From the focus of jewellery education on design not business to the difficulty faced in separating emotion from cold, hard business sense and the buyer battlefield, it was decided by everyone at the table that making a living as a jewellery designer is tough. And while it might be uncool to be commercial, it is also startlingly difficult to be commercial for those who are keen to buck the anti-commercialism trend.
As the designers battled it out to come up with commercially minded solutions for those setting out in the business, Deuchar chipped in with a suggestion.
QVC has been nurturing and investing in jewellery brands over the past few years, with great results. The TV retailer has already worked with cutting-edge jewellers such as Ana De Costa, Tomasz Donocik and round table attendee SHO Fine Jewellery.
The TV retailer has been determined to work with British jewellery brands but realising that its shopper figures would create a demand too great for most jewellers’ manufacturing capabilities, it has created a scheme to allow it to work with brands both big and small – it works with designers on a collaborative collection.
QVC’s in-house design team will work with jewellers to create a collection that retains the designer’s stamp but is tailored
to be more commercial. The designs are fully approved by the jewellery designers and Deuchar explained that they can spend as long as three years working to get the collection just right.

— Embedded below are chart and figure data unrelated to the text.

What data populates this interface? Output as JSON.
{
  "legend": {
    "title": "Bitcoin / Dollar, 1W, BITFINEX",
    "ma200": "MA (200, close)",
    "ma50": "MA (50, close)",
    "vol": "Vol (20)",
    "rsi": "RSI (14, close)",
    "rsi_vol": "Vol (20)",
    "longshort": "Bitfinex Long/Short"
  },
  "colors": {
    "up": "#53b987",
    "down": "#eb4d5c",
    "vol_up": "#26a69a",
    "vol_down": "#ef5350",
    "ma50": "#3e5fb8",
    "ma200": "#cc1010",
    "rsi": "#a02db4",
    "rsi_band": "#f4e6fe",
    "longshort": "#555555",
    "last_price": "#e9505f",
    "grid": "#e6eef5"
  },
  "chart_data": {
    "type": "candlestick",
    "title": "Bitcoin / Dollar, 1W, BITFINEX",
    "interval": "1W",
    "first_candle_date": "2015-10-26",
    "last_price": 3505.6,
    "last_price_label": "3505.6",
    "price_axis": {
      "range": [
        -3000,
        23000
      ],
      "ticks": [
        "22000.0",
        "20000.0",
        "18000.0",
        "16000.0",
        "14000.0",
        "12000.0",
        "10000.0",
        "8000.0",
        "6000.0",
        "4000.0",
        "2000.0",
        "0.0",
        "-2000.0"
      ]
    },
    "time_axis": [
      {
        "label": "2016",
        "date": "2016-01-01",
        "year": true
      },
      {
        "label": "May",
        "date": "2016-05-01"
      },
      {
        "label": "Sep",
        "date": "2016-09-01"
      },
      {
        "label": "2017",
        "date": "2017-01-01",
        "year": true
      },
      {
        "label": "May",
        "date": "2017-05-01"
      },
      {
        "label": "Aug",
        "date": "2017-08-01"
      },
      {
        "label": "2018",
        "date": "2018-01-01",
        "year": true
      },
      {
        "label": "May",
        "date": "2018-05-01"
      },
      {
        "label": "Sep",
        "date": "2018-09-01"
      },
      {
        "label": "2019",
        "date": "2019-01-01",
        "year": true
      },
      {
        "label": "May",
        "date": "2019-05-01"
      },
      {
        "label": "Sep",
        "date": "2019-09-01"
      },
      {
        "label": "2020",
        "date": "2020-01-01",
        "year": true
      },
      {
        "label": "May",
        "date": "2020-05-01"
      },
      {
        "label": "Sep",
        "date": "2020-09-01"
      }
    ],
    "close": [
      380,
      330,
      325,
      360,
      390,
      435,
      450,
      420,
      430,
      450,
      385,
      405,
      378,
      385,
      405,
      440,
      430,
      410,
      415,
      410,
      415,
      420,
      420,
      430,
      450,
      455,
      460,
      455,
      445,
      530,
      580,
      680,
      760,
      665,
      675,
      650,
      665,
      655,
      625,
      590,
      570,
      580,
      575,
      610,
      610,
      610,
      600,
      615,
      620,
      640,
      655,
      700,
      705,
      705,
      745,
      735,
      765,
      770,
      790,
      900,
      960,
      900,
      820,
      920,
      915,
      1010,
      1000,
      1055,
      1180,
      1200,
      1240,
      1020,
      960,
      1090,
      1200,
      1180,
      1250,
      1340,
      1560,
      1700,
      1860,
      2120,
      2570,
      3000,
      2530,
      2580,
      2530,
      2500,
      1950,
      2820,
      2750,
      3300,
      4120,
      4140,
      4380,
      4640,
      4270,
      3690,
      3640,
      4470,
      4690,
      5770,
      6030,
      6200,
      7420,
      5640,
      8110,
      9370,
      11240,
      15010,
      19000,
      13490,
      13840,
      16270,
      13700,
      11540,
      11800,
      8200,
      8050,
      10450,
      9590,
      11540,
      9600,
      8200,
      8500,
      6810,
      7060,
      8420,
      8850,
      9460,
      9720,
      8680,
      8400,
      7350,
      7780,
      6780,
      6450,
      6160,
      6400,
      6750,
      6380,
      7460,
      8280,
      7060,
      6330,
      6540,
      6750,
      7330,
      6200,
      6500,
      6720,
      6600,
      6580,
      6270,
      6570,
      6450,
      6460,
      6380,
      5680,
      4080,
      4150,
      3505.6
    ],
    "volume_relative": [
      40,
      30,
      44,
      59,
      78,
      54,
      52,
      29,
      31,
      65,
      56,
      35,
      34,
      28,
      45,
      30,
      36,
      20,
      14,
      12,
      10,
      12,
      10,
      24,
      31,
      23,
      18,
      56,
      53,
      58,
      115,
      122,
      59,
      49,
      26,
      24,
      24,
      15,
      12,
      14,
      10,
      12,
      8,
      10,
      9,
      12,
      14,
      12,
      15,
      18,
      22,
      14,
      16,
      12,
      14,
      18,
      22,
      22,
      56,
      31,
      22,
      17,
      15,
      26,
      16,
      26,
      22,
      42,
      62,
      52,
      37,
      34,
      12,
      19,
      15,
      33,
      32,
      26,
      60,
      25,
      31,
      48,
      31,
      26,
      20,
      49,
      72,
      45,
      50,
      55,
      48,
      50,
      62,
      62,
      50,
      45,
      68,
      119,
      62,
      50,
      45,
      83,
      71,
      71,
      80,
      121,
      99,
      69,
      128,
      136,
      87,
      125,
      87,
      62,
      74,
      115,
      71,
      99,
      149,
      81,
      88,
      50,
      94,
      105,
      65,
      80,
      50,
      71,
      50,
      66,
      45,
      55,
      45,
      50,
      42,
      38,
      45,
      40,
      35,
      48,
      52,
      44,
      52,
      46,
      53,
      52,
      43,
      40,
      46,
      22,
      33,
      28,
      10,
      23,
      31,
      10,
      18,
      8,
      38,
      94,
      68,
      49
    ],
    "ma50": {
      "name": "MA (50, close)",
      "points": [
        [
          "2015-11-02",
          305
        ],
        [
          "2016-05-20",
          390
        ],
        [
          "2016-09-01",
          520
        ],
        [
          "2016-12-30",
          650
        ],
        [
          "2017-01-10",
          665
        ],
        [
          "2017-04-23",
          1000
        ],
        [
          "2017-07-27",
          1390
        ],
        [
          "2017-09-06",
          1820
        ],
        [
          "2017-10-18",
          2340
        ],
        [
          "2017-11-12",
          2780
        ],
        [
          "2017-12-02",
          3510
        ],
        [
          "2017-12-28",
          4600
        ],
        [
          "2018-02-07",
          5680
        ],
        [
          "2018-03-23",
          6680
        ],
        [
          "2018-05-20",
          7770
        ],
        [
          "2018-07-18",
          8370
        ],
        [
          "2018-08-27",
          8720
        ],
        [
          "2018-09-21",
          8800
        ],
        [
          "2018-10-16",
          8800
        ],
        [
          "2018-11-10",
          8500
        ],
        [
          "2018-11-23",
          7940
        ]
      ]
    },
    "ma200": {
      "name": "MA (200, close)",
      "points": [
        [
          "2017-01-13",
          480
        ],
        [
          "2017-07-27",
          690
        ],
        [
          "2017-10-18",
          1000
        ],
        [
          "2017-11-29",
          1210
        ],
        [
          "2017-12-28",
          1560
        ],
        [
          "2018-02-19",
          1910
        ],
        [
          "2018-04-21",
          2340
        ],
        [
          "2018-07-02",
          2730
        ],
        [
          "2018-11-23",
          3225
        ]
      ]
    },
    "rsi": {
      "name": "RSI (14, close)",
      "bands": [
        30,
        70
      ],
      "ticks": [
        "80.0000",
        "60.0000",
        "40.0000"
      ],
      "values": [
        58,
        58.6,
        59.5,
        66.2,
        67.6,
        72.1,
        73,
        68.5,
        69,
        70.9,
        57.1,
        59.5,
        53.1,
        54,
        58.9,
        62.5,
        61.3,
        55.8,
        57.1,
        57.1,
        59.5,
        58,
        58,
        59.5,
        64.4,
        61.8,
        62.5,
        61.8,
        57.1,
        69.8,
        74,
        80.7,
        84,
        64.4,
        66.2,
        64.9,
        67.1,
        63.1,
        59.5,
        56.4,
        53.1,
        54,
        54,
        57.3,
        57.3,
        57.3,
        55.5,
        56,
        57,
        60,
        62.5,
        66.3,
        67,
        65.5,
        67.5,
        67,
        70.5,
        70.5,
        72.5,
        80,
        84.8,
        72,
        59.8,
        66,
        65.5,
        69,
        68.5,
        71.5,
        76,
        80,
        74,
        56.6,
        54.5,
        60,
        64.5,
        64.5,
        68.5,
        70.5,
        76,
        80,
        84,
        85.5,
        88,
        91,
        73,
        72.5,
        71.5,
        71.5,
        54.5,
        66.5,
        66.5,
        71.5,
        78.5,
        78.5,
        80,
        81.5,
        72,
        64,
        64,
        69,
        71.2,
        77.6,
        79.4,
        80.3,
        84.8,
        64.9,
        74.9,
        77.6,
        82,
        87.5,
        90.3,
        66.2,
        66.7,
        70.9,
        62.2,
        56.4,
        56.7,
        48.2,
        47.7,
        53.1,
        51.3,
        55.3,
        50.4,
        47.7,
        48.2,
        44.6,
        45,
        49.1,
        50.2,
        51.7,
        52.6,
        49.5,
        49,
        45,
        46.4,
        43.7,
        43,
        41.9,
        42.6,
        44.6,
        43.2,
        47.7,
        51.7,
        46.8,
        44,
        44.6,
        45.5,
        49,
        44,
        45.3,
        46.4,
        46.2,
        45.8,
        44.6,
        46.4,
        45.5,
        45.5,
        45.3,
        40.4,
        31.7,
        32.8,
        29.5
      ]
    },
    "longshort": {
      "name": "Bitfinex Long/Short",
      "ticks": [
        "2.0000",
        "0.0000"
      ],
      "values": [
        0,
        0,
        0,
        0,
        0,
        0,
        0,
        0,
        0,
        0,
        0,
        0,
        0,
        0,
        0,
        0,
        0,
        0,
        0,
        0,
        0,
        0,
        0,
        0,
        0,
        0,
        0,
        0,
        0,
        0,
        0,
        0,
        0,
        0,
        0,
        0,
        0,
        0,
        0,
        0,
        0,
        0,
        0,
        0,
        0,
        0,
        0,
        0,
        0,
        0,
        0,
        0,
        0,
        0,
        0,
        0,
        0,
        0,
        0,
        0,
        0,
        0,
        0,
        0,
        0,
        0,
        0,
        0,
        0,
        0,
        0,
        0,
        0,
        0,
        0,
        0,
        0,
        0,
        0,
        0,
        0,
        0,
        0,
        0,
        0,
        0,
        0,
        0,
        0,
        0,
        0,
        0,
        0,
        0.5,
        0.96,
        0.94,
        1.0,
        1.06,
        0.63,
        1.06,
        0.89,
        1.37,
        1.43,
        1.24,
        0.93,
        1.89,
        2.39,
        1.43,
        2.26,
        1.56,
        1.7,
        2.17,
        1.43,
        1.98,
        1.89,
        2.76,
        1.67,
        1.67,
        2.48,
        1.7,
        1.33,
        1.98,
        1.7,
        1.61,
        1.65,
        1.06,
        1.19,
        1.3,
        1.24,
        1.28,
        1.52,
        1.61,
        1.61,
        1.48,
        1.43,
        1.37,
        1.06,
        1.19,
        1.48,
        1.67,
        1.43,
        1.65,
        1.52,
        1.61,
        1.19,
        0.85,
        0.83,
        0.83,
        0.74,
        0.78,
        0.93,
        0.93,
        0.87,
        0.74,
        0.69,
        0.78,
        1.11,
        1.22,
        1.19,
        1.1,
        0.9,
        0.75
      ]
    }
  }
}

QVC then covers the manufacturing costs and gives the designer or brand a percentage of the sales.
The scheme is an ideal commercial boost for up-and-coming designers. With no financial outlay, once the designer has worked with QVC on the design process and appeared on the channel to promote the range, they can then sit back and enjoy the financial and PR rewards of working with QVC.

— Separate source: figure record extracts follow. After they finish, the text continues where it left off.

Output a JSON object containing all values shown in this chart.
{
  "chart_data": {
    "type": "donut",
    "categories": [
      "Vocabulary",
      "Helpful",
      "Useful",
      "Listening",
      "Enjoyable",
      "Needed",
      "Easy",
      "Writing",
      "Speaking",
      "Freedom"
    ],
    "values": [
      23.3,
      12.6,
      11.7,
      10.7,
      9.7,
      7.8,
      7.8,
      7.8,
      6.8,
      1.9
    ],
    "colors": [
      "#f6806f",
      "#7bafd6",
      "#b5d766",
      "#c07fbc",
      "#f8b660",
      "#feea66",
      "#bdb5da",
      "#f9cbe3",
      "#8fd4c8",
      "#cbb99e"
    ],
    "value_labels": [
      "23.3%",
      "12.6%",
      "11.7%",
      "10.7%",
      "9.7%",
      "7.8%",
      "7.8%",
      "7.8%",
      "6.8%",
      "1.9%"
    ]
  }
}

Deuchar addressed the concerns raised by Pearce about losing that personal touch by selling outside his brick-and-mortar shop and offered QVC as an alternative. She said that by appearing on air, designers have an opportunity to speak directly to the customer base, talk through the designs and educate them on the brand’s history.
Ho, who has worked with QVC, confirmed Deuchar’s claims and explained how the channel had given SHO Fine Jewellery
massive exposure and how having the time on air had given her a “priceless” way to express her personality.

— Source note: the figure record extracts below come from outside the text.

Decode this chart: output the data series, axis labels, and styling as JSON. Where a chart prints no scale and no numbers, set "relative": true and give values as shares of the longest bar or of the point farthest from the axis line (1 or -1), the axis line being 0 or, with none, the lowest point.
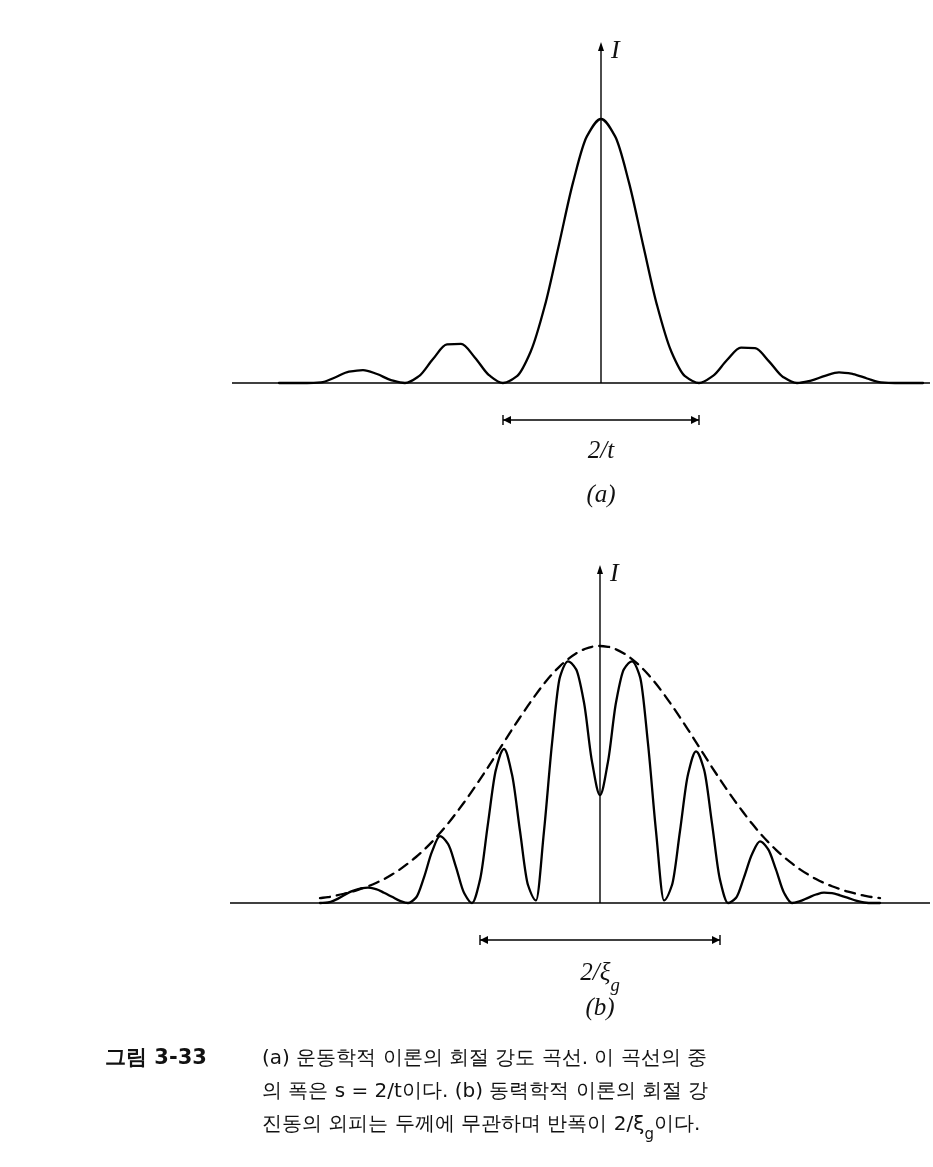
{
  "chart_data": [
    {
      "type": "line",
      "relative": true,
      "ylabel": "I",
      "xlabel": "(a)",
      "annotations": [
        "2/t"
      ],
      "categories": [
        null,
        null,
        null,
        null,
        null,
        null,
        null,
        null,
        null,
        null,
        null,
        null,
        null,
        null,
        null,
        null,
        null,
        null,
        null,
        null,
        null,
        null,
        null,
        null,
        null,
        null,
        null,
        null,
        null,
        null,
        null,
        null,
        null,
        null,
        null,
        null,
        null,
        null,
        null,
        null,
        null,
        null,
        null,
        null,
        null,
        null,
        null
      ],
      "series": [
        {
          "color": "#000000",
          "line_style": "solid",
          "values": [
            0,
            0,
            0,
            0.002,
            0.021,
            0.043,
            0.049,
            0.034,
            0.011,
            0,
            0.026,
            0.091,
            0.146,
            0.148,
            0.096,
            0.03,
            0,
            0.026,
            0.122,
            0.295,
            0.525,
            0.759,
            0.935,
            1,
            0.935,
            0.759,
            0.525,
            0.295,
            0.122,
            0.026,
            0,
            0.027,
            0.087,
            0.134,
            0.132,
            0.082,
            0.023,
            0,
            0.009,
            0.027,
            0.04,
            0.034,
            0.017,
            0.002,
            0,
            0,
            0
          ]
        }
      ]
    },
    {
      "type": "line",
      "relative": true,
      "ylabel": "I",
      "xlabel": "(b)",
      "annotations": [
        "2/ξ$_{g}$",
        "그림 3-33",
        "(a) 운동학적 이론의 회절 강도 곡선. 이 곡선의 중\n의 폭은 s = 2/t이다. (b) 동력학적 이론의 회절 강\n진동의 외피는 두께에 무관하며 반폭이 2/ξ$_{g}$이다."
      ],
      "categories": [
        null,
        null,
        null,
        null,
        null,
        null,
        null,
        null,
        null,
        null,
        null,
        null,
        null,
        null,
        null,
        null,
        null,
        null,
        null,
        null,
        null,
        null,
        null,
        null,
        null,
        null,
        null,
        null,
        null,
        null,
        null,
        null,
        null,
        null,
        null,
        null,
        null,
        null,
        null,
        null,
        null,
        null,
        null,
        null,
        null,
        null,
        null,
        null,
        null,
        null,
        null,
        null,
        null,
        null,
        null,
        null,
        null,
        null,
        null,
        null,
        null,
        null,
        null,
        null,
        null,
        null,
        null,
        null,
        null,
        null,
        null
      ],
      "series": [
        {
          "color": "#000000",
          "line_style": "solid",
          "values": [
            0,
            0.002,
            0.013,
            0.03,
            0.046,
            0.056,
            0.06,
            0.054,
            0.04,
            0.024,
            0.008,
            0,
            0.021,
            0.1,
            0.2,
            0.26,
            0.23,
            0.14,
            0.04,
            0,
            0.09,
            0.31,
            0.52,
            0.6,
            0.5,
            0.28,
            0.07,
            0.01,
            0.28,
            0.62,
            0.88,
            0.94,
            0.91,
            0.78,
            0.55,
            0.42,
            0.55,
            0.78,
            0.91,
            0.94,
            0.88,
            0.62,
            0.28,
            0.01,
            0.07,
            0.28,
            0.5,
            0.59,
            0.52,
            0.31,
            0.09,
            0,
            0.02,
            0.1,
            0.19,
            0.24,
            0.21,
            0.13,
            0.04,
            0,
            0.007,
            0.02,
            0.033,
            0.04,
            0.038,
            0.03,
            0.02,
            0.009,
            0.002,
            0,
            0
          ]
        },
        {
          "color": "#000000",
          "line_style": "dashed",
          "values": [
            0.019,
            0.023,
            0.029,
            0.036,
            0.044,
            0.054,
            0.065,
            0.078,
            0.093,
            0.111,
            0.131,
            0.154,
            0.179,
            0.207,
            0.238,
            0.272,
            0.309,
            0.349,
            0.391,
            0.435,
            0.481,
            0.528,
            0.577,
            0.626,
            0.675,
            0.722,
            0.768,
            0.812,
            0.853,
            0.89,
            0.922,
            0.949,
            0.971,
            0.987,
            0.997,
            1,
            0.997,
            0.987,
            0.971,
            0.949,
            0.922,
            0.89,
            0.853,
            0.812,
            0.768,
            0.722,
            0.675,
            0.626,
            0.577,
            0.528,
            0.481,
            0.435,
            0.391,
            0.349,
            0.309,
            0.272,
            0.238,
            0.207,
            0.179,
            0.154,
            0.131,
            0.111,
            0.093,
            0.078,
            0.065,
            0.054,
            0.044,
            0.036,
            0.029,
            0.023,
            0.019
          ]
        }
      ]
    }
  ]
}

While some jewellery designers have been hesitant to work with QVC because they feel it is outside their traditional market, Deuchar said that the knock-on effects for brand’s own websites and high street retail stockists are “incredible”. She told the table how one major department store actually approaches QVC with brands that it wants to stock but wants QVC to “launch into the market” first.
If one of the biggest department stores in the country needs a little help to be commercially effective, it is no wonder that jewellers need a leg up. There are options available such as the scheme offered by QVC, but a lot of it is down to working smart.
As Tateossian said, building a slick website can do a lot for an unknown brand and open up discussions with retail buyers. Or jewellers can take the brand concept one stage further and, like Johnny Rocket and Stephen Webster, trade on personality, although Pearce warns that as a result it can bring with it a lot of “unwanted attention”.
Despite the anti-commercialism movement, jewellery designers go into business to make money. Whatever they might say, if they didn’t then they would be happy just to make jewellery on the weekends for friends and family.
Once a jeweller has established a direction for their brand, a strong product range and is ready to break into the market, then it is essential to take on the commercial aspects of the business and not shy away from strategies and figures. Jewellers may feel unprepared by educational institutes and frightened of talking shop with buyers, but in order to succeed, in the words of Assia Webster, it’s time to get over it.